Continued on the front page (51) Int.Cl. ⁷ Identification symbol FI Theme coat II (reference) C23C 16/30 C23C 16/30 16/507 16/507 H01L 23/29 H01L 23/30 R 23/31 F term (reference ) 4G072 AA25 BB09 BB20 GG03 GG04 HH13 JJ42 JJ47 QQ06 RR25 UU01 UU09 4J002 CD001 DJ016 FB266 4J037 AA18 CB04 CB13 CB16 CB19 CB21 DD05 EE03 EE08 EE12 EE24 EA44 EA44 EA44 EA44 EA44 EA47 EA47 EA47 EA47 EA47 AE48 AA01 EA02 EB13

Claims (5)

[Claims] 1. A silica for an epoxy molding material used for a semiconductor package, wherein the surface of the silica is at least one selected from an amine compound, 1,2-epoxy-5-hexene, allyl mercaptan and allyl alcohol.

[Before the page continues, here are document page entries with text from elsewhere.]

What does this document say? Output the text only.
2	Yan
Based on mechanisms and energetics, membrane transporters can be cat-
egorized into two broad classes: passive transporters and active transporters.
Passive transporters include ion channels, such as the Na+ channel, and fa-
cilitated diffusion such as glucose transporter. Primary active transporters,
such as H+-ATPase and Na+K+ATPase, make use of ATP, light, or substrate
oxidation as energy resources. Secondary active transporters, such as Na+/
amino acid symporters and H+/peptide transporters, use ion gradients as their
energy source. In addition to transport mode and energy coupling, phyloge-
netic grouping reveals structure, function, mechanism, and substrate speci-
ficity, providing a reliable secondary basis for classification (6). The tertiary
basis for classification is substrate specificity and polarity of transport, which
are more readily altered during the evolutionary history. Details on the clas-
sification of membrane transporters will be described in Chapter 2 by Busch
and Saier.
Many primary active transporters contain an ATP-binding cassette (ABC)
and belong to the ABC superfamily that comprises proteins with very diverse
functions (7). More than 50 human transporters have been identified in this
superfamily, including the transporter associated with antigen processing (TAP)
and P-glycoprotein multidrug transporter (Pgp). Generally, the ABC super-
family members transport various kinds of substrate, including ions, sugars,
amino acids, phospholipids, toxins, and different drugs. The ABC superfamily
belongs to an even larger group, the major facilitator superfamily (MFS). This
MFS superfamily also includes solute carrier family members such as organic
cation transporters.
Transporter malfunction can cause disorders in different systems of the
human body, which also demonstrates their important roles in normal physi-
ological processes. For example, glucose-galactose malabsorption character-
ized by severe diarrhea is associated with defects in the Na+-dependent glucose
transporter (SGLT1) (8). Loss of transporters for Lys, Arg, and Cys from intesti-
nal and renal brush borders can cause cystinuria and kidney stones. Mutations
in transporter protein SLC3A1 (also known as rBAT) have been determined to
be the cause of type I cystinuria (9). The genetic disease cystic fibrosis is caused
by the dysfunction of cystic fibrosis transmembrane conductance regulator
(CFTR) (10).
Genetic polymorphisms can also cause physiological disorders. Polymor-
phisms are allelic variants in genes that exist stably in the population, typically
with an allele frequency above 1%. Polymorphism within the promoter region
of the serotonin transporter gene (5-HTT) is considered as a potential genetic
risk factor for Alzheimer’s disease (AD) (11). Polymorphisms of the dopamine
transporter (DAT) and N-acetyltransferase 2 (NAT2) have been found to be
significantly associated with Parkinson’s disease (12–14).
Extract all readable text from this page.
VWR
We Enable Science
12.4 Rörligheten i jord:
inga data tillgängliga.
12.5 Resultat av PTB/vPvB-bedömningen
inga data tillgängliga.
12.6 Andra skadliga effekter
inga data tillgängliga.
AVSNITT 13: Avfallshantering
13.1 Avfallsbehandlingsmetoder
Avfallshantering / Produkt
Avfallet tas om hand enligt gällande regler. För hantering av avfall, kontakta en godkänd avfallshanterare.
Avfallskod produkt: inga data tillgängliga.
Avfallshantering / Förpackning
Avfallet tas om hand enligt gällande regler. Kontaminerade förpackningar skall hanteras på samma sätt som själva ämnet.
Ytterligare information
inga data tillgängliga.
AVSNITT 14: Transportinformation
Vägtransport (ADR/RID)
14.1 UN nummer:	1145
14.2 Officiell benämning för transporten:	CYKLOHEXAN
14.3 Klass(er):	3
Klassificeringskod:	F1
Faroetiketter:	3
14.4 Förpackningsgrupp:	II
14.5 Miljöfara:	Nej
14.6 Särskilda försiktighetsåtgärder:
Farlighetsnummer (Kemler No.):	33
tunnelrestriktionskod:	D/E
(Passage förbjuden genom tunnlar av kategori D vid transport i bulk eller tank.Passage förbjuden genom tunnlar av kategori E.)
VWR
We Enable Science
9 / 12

A surface modified silica for an epoxy molding material, which is coated by a plasma polymerization method. 2. The surface-modified silica for an epoxy molding material according to claim 1, wherein the amine compound is at least one selected from 1,3-diaminopropane, allylamine and pyrrole. . 3. A method for coating silica by plasma polymerization, wherein silica having an average particle size of 25 to 35 μm is charged into a plasma polymerization reactor (1), and then the inside of the reactor is charged with a vacuum pump. Reducing the air pressure to 1 × 10 ⁻³ torr; in a reduced pressure plasma polymerization reactor (1), from the amine compound, 1,2-epoxy-5-hexene, allyl mercaptan and allyl alcohol; Flowing at least one selected material into the reactor through a steel pipe; setting plasma polymerization conditions to plasma power of 10 to 40 W, gas pressure of 40 to 50 mtorr, and processing time of 20 to 40 seconds; Rotating the silica at 1 to 50 rpm. 4. A silica production apparatus, comprising: a tubular reactor (1) having an RF coil (2) wound on an outer surface of a rotatable cylindrical body; provided inside the reactor and concentric with the cylindrical body. A stirrer (3) having two blades rotating in opposite directions as axes; a first gear (5) mounted on the tubular reactor (1) controlled by a tubular reactor controller (4) and the above-described stirrer; A driving means comprising a second gear (6) mounted; a reaction comprising a gas container (8) equipped with a flow controller (7) and a monomer container (10) equipped with a regulating valve (9). An apparatus for producing silica for a surface-modified epoxy molding material, comprising a material supply means. 5. An epoxy molding material comprising a component containing an epoxy resin, a curing agent, a curing accelerator and silica,
An epoxy molding material for a semiconductor package, wherein the silica is the silica for an epoxy molding material according to claim 1.